When the track does subside again at its conclusion, things are slightly different - not exactly hopeful, but definitely not resigned either. It’s a startling way to conclude the EP, but perhaps the most suitable expression of these uneven emotions, and a striking reminder that in the face of crisis, Dr Sure’s might just be Melbourne’s best.

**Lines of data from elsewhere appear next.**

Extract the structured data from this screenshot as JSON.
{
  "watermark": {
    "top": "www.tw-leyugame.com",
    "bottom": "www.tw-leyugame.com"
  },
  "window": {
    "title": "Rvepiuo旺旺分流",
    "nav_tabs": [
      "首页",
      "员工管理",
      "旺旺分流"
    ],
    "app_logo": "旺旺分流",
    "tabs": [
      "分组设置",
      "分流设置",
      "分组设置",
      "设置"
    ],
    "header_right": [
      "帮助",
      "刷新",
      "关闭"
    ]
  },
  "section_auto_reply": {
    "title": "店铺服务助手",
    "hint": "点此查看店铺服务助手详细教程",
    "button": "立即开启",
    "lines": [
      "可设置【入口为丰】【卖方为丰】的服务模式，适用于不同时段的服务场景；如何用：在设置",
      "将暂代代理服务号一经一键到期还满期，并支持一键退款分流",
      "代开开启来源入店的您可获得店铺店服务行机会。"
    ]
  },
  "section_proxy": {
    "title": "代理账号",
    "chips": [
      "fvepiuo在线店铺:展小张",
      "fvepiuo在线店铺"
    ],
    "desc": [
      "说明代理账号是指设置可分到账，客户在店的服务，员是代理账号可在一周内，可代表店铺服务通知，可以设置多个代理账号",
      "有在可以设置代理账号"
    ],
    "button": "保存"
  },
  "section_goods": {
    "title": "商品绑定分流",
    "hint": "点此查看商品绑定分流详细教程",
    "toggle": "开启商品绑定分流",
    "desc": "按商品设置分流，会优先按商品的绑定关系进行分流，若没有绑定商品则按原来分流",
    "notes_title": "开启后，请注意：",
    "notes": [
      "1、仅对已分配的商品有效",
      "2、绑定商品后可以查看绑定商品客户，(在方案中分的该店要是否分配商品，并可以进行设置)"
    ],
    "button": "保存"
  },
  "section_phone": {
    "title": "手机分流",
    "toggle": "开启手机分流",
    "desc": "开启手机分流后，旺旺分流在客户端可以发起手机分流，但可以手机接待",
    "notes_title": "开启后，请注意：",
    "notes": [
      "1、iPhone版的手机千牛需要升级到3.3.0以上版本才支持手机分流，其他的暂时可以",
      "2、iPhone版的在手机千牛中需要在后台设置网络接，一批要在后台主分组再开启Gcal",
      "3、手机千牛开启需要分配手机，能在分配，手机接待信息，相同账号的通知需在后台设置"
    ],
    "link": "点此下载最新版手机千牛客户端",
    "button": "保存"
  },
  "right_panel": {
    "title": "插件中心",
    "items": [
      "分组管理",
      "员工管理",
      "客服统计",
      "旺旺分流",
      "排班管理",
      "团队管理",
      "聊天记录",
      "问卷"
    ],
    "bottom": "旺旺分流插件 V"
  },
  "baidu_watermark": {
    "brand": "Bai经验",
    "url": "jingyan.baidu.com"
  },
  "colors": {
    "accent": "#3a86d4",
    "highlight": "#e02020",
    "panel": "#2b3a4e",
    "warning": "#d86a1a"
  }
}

To help us dig deeper into While Aus Burns, Dougal was kind enough to share the motivations behind each track.
Blood Munny

This is a love song about fossils. It’s about the continued investment into outdated industries that are making the planet literally uninhabitable. Big fuck-off corporations who try to pass the buck onto the individual. It’s about pollies taking donations from their buddies in those industries. Then things like this ‘gas-led recovery’ are announced and we have to pretend like it’s not cos they owe their buddies favours for buying the election for them. It’s about the suppression of science and alternative, renewable energy sources so that these fossil fools can flog their dead horses, like mozzies trying to suck the last blood out of a dried out corpse.

Twenny Twenny Vision

This is a love song for climate deniers, capitalism, corruption and a country on fire. It’s about a fire potentially illuminating some dark truths about our society. “The curtains dropped and the people see, We’re living in a manufactured scene, We are living in a capitalist dream, We are living in a cruel reality”. It’s also a love song about the potential for people to come together and lay a new foundation or something.

Murray-Darling

This is a love song about water theft and corruption on the Murray-Darling. It’s about the mismanagement of the river system. It’s about the displacement of indigenous communities who managed the rivers and land for 10’s of thousands of years, then the white man comes along and destroys it in a couple hundred with our "superior" "civilisation". It’s about ya boi Barnaby, the barnacle in Australia’s collective toe (& the lib/nationals), misplacing millions of dollars aimed at implementing the Murray-Darling Basin Plan and misdirecting millions of litres of water toward big irrigators and new mining projects at the expense of Aboriginal people, small farmers, and obviously all the fish and wildlife that died as a result. And of course subsequently fanning the flames of the bushfires.

Ten Million Acres

This is a love song for everyone and everything that was affected by the fires. Like the rest of these songs it’s also a bit of documentation of the governments mishandling of the crisis. This one was specifically inspired by my 3500km drive through the country in late December/early Jan and the rolling updates I was getting on the radio about the extent of the damage. It’s sad for me to revisit but there's also an air of hope about it. There was a feeling that we were gonna come out stronger - that the government were gonna be held accountable for the decisions they make that exacerbate these crises and keep leading us into a more and more kinda’ volatile world. It was a feeling that we would start to have these hard conversations cos it was a collective trauma that we were all experiencing, a bit of an equaliser. Hasn’t quite panned out that way. Libs are back on their bullshit, Murdoch racket loves it. We out here!

Thanks TJ for letting me ramble on. Also for supporting the independent music world through this fucked year, you guys keep charging on, bringin us the goods and givin us a platform to air our discontent. Well in.


While Aus Burns is out now through Marthouse Records.